Test the defense performance

You can use the mode3 in our code to test the defense performance with four attacks.

python main.py --dataset Imagenette2 --attack_method BadNet -upctes -upptes --img_size 256 --deg Demo --at_threshold 1  --deg_scale 1.0 --img_size 256
python main.py --dataset Imagenette2 --attack_method Blended -upctes -upptes --img_size 256 --deg Demo --at_threshold 1  --deg_scale 1.0 --img_size 256
python main.py --dataset Imagenette2 --attack_method PhysicalBA -upctes -upptes --img_size 256 --deg Demo --at_threshold 1  --deg_scale 1.0 --img_size 256
python main.py --dataset Imagenette2 --attack_method WaNet -upctes -upptes --img_size 256 --deg Demo --at_threshold 1  --deg_scale 1.0 --img_size 256

Defense with your own attack/model

Train your own model

python main.py --dataset Imagenette2 --attack_method BadNet --testwpoisoned True --testwpurified False --img_size 256

Purified the images and test

python main.py --dataset Imagenette2 --attack_method BadNet -pctes -pptes -upctes -upptes --at_threshold 0.98  --deg two_aug --deg_scale 4 --img_size 256

Experiments details

For CIFAR10, we apply both blur and gray-scale conversion as linear transformations. In our setting, we put 64 pieces of 32*32 image together as one 256*256 image and then purify. When testing, we will split the big image back to the original size.

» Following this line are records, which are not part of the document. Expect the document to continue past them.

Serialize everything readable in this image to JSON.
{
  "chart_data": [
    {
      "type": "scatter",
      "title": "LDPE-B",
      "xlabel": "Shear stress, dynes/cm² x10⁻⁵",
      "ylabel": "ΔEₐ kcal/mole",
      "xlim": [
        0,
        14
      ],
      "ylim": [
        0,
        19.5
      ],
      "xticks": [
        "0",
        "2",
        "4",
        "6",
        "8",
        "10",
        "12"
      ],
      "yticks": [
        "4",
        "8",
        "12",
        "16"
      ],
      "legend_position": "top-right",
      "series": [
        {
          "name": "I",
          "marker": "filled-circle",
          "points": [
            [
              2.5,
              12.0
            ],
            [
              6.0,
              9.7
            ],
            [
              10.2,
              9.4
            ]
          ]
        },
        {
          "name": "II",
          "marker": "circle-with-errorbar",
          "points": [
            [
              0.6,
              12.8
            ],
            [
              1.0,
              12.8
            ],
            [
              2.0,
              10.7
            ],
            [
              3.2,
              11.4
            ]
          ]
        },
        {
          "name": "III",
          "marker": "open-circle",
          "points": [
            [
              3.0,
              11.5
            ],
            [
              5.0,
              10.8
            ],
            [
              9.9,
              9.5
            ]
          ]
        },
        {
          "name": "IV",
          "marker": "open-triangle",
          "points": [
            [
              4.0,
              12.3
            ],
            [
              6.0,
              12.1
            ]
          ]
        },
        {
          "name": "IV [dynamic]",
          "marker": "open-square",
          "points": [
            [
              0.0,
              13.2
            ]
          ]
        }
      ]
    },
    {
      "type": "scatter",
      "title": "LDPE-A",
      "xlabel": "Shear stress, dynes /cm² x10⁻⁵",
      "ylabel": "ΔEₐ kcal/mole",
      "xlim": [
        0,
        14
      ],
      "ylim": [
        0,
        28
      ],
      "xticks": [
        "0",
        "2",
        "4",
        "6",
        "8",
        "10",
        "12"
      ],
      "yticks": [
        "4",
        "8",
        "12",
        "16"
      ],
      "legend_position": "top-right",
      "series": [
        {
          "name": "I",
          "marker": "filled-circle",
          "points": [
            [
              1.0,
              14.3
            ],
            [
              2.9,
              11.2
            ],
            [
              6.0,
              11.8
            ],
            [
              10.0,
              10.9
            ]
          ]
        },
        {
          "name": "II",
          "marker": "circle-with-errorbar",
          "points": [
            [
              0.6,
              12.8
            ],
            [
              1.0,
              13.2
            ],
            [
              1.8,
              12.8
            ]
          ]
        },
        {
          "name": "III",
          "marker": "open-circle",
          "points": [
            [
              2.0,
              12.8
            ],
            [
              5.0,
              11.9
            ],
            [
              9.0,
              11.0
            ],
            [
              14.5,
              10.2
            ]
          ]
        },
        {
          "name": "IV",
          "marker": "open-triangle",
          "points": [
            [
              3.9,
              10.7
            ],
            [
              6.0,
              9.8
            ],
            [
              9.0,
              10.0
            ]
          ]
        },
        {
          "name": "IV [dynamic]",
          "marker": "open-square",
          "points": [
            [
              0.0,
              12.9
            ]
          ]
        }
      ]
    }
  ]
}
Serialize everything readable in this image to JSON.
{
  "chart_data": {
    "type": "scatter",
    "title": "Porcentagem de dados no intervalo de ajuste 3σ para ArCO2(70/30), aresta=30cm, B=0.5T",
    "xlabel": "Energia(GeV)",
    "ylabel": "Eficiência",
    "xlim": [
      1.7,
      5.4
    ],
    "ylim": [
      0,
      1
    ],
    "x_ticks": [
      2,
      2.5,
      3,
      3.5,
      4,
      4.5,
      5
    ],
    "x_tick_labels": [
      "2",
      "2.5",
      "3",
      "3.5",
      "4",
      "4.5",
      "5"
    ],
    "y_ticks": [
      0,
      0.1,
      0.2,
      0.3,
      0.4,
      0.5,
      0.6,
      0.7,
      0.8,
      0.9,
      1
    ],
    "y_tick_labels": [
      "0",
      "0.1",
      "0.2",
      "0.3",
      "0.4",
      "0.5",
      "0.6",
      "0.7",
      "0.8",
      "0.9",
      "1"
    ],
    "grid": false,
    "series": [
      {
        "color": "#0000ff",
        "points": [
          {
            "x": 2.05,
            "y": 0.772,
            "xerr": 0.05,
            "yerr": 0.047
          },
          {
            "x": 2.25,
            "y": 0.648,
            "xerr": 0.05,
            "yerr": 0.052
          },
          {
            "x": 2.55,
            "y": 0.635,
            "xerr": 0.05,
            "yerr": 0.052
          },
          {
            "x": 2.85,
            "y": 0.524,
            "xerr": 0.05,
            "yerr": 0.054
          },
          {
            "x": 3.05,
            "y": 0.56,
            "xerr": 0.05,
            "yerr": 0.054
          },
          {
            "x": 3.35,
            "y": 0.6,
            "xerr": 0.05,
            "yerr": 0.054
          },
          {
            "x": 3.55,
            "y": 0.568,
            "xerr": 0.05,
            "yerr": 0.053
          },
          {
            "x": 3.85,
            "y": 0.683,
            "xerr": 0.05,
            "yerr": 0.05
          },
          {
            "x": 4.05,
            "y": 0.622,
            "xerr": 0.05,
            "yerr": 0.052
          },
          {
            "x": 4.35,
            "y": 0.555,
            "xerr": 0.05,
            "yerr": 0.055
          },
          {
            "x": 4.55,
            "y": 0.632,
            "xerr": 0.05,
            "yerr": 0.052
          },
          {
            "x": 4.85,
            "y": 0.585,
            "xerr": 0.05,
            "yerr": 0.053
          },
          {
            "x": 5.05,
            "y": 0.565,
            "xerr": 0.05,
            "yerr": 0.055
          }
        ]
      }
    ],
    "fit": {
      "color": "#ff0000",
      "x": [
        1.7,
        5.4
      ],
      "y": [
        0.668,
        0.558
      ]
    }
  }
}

For GTSRB, we only apply blur as the linear transformation. In our setting, we put 64 pieces of 32*32 image together as one 256*256 image and then purify. When testing, we will split the big image back to the original size.

For Imagenette, we only apply blur as the linear transformation.

References

If you find this repository useful for your research, please cite the following work.

@inproceedings{
shi2023black,
title={Black-box Backdoor Defense via Zero-shot Image Purification},
author={Shi, Yucheng and Du, Mengnan and Wu, Xuansheng and Guan, Zihan and Sun, Jin and Liu, Ninghao},
booktitle={Thirty-seventh Conference on Neural Information Processing Systems},
year={2023},
}

Acknowledgements

The implementation of the backdoor attack is based on / inspired by BackdoorBox. The implementation of the diffusion model is based on / inspired by DDNM.